Tras ser coronado en Aquisgrán en julio de 1215, el emperador alemán Federico II había anunciado que su primera medida iba a ser encabezar una nueva expedición armada a Palestina. Pero pasaron los años y el emperador no cumplió su palabra, lo que desesperó al papa Honorio III.

En marzo de 1223, se celebró una conferencia extraordinaria para tratar el tema de la Cruzada. De esa reunión surgió un nuevo plan para agilizar las cosas en Tierra Santa, que consistía en unir en santo matrimonio a Federico II con Isabel, la hija del rey Juan de Brienne y heredera del trono de Jerusalén. La ceremonia fue por poderes en la iglesia de la Cruz de Acre. De esa forma, sin mayor esfuerzo, Federico II se convirtió en rey de la Ciudad Santa. Pero el papa no le reconoció ese título y siguió tratando como rey de Jerusalén a Juan de Brienne.
La Ciudad Santa, recobrada
El nuevo papa Gregorio IX era un anciano irascible que no comprendía las vacilaciones del emperador alemán a la hora de emprender la Cruzada. Además, el pontífice sabía que Federico II mantenía correspondencia secreta con el sultán de Egipto, por lo que decidió excomulgarlo. A pesar del castigo que recibió del papa, el emperador se puso finalmente al frente de la nueva expedición militar, en el año 1227.

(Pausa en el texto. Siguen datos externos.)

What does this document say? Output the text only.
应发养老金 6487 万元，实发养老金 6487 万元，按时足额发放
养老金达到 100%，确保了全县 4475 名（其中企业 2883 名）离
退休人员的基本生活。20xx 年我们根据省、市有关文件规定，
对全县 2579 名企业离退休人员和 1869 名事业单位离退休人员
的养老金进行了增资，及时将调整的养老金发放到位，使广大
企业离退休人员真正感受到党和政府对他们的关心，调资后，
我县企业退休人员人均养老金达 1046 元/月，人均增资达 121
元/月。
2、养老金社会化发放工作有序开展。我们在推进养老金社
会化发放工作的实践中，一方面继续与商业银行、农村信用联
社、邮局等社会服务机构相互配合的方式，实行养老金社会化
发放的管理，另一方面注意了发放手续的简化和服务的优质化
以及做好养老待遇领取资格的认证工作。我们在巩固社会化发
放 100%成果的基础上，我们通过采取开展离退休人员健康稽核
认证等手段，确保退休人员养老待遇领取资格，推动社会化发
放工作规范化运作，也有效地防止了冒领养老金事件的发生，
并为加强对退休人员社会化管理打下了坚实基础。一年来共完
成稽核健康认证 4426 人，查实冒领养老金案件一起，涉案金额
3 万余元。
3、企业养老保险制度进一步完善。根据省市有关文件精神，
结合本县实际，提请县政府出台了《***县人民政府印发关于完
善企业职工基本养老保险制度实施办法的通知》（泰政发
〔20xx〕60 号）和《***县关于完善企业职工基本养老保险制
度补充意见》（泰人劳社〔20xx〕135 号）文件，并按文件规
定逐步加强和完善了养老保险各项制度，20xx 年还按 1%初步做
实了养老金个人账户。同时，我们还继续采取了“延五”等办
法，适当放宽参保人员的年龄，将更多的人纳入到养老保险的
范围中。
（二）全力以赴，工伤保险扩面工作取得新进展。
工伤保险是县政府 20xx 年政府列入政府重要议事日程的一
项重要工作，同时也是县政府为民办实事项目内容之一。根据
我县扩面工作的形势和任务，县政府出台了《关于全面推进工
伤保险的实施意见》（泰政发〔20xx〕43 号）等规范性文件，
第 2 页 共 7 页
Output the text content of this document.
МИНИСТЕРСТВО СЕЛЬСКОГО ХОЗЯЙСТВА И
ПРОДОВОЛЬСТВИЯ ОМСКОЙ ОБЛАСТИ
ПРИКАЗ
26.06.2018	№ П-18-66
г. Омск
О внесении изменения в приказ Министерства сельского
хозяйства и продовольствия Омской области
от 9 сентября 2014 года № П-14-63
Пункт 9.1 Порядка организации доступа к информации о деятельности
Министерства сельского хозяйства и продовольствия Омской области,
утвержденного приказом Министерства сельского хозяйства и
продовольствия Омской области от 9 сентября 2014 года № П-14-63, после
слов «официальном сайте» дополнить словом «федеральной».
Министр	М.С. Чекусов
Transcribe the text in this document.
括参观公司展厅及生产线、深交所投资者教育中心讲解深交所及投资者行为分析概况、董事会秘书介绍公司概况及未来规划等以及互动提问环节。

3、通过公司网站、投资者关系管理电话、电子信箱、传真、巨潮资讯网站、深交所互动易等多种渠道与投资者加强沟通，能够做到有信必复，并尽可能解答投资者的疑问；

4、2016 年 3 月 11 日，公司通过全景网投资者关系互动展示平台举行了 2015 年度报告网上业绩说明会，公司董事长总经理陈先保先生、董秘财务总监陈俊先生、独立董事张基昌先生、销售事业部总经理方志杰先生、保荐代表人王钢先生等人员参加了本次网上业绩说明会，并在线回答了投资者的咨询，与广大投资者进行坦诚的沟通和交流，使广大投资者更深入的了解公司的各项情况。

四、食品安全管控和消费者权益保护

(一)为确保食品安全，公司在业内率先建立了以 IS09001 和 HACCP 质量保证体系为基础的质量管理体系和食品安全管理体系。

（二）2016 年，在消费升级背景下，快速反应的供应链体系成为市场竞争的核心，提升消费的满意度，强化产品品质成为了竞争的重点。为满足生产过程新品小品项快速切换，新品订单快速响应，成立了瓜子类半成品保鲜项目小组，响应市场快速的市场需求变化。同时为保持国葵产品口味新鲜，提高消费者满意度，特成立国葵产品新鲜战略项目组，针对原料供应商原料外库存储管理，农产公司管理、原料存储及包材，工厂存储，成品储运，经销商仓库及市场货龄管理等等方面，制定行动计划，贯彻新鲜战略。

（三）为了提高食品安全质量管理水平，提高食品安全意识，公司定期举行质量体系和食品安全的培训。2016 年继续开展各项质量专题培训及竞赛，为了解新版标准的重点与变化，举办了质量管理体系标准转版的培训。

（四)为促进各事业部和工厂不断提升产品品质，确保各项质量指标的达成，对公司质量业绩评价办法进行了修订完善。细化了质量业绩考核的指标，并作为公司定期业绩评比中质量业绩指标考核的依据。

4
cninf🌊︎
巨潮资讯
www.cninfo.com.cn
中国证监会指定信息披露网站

Dos años más tarde, el monarca alemán entraba triunfalmente en la ciudad y volvía a proclamarse rey de Jerusalén en una ceremonia a la que no asistieron los maestres del Temple ni del Hospital, que le rehuían al saber que había caído en desgracia ante el papa. Ajeno a las habladurías, el emperador concertó un tratado con el sultán egipcio Al-Kamil, que fue firmado en Jafa el 11 de febrero de 1229. Federico renunció en nombre de los cristianos a cualquier tentativa de conquistar Egipto, lo que alarmó a los clérigos cristianos.

“Lo que más desagradaba al papa era que un emperador excomulgado hubiese tenido éxito donde hombres mejores habían fracasado. Por primera vez en cuarenta y dos años, los cristianos podían peregrinar libremente al Santo Sepulcro”, afirma Robert Payne. Poco después, Federico II debió aburrirse de la nueva corona que ceñía su cabeza, pues abandonó Palestina a toda prisa, dejando a la Ciudad Santa compuesta y sin rey.
La dicha de los cristianos no duró mucho. En 1244, el sultán de Egipto, Ayub, tomó Jerusalén y amenazó otras localidades cristianas. El desaliento de los cruzados aumentó en octubre de ese año cuando sus caballeros volvieron a ser masacrados en La Forbie, cerca de Gaza, por el poderoso ejército mameluco que encabezaba el general Baibars. En la batalla participaron unos trescientos templarios, de los cuales solo se salvaron treinta y tres. Las bajas mortales en el grueso del ejército cristiano ascendieron a unas cinco mil. A partir de entonces, comenzaron a cernirse negros nubarrones sobre los Santos Lugares.